DHS secure network was rushed, IG says

The Homeland Security Department's $337 million network for sharing top-secret data was developed in a rush, and as a result is inadequate and does not meet the needs of its users, according to a new report by the department's Acting Inspector General Richard L. Skinner.

Department officials developing the Homeland Security Secure Data Network hurried to finish the job in nine months because they believed they would be cut off from the Pentagon's secure data network by a Dec. 31, 2004 deadline, the inspector general said.

"However, this accelerated schedule prevented DHS from adequately completing critical system development requirements," the IG report stated. "Specifically, the methods for collecting and documenting the functional and security needs of users during the requirements definition phase for the new network did not provide adequate assurance that user needs at the 600 sites will be met."

The 600 sites referred to are DHS intelligence gathering units and federal, state and local agencies involved in homeland security.

Also, some testing and security implementation requirements had not been completed as of November 2004, the audit stated.

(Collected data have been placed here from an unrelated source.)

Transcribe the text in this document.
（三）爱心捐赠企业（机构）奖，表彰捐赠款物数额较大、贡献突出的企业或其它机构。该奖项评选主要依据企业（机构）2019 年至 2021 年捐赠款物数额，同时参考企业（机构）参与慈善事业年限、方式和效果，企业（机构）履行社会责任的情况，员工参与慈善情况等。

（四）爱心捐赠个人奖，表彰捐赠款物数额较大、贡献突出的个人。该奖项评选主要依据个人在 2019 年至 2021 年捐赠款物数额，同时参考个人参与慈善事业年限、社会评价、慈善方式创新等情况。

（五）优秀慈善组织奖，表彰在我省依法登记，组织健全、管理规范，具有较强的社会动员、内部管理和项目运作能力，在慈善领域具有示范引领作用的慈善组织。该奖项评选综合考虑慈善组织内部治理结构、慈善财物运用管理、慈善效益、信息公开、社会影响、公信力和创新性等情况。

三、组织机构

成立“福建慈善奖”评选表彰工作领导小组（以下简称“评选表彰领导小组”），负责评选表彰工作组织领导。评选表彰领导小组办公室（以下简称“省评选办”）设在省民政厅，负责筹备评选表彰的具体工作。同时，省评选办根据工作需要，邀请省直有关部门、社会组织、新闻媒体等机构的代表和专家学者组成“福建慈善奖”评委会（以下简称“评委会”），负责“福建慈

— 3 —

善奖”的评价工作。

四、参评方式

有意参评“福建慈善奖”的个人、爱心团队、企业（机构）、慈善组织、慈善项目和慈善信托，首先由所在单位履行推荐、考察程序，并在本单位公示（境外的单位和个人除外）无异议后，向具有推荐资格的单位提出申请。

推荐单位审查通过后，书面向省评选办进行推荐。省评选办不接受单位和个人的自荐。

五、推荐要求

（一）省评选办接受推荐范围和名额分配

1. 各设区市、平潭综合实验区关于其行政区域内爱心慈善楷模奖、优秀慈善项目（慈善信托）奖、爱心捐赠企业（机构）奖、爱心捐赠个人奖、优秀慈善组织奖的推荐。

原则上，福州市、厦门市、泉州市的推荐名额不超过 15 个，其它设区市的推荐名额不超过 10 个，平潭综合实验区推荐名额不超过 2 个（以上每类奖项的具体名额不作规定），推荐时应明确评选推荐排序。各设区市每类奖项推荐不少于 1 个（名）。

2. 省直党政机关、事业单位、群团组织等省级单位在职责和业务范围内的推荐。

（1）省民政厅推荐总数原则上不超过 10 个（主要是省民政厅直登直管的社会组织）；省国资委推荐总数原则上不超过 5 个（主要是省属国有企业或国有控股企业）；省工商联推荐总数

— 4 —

"Without completing and documenting these activities in sufficient time for review and adjustment to eliminate or mitigate risk, DHS does not have assurance that HSDN complies with security standards and practices," the report said.

The inspector general is recommending that all system users be involved in defining its requirements in the future, and that completion of all testing be verified before deployment.

The data network, which was organized by the Office of the CIO, is intended to provide secure connections for sharing top-secret and classified data. In April 2004, a contract to initiate implementation of the system was awarded to Northrop Grumman Corp., with a potential value of more than $350 million.

Responding to the report, CIO Steve Cooper wrote that the program has established a senior position to ensure that users are involved in the planning of future requirements for the program.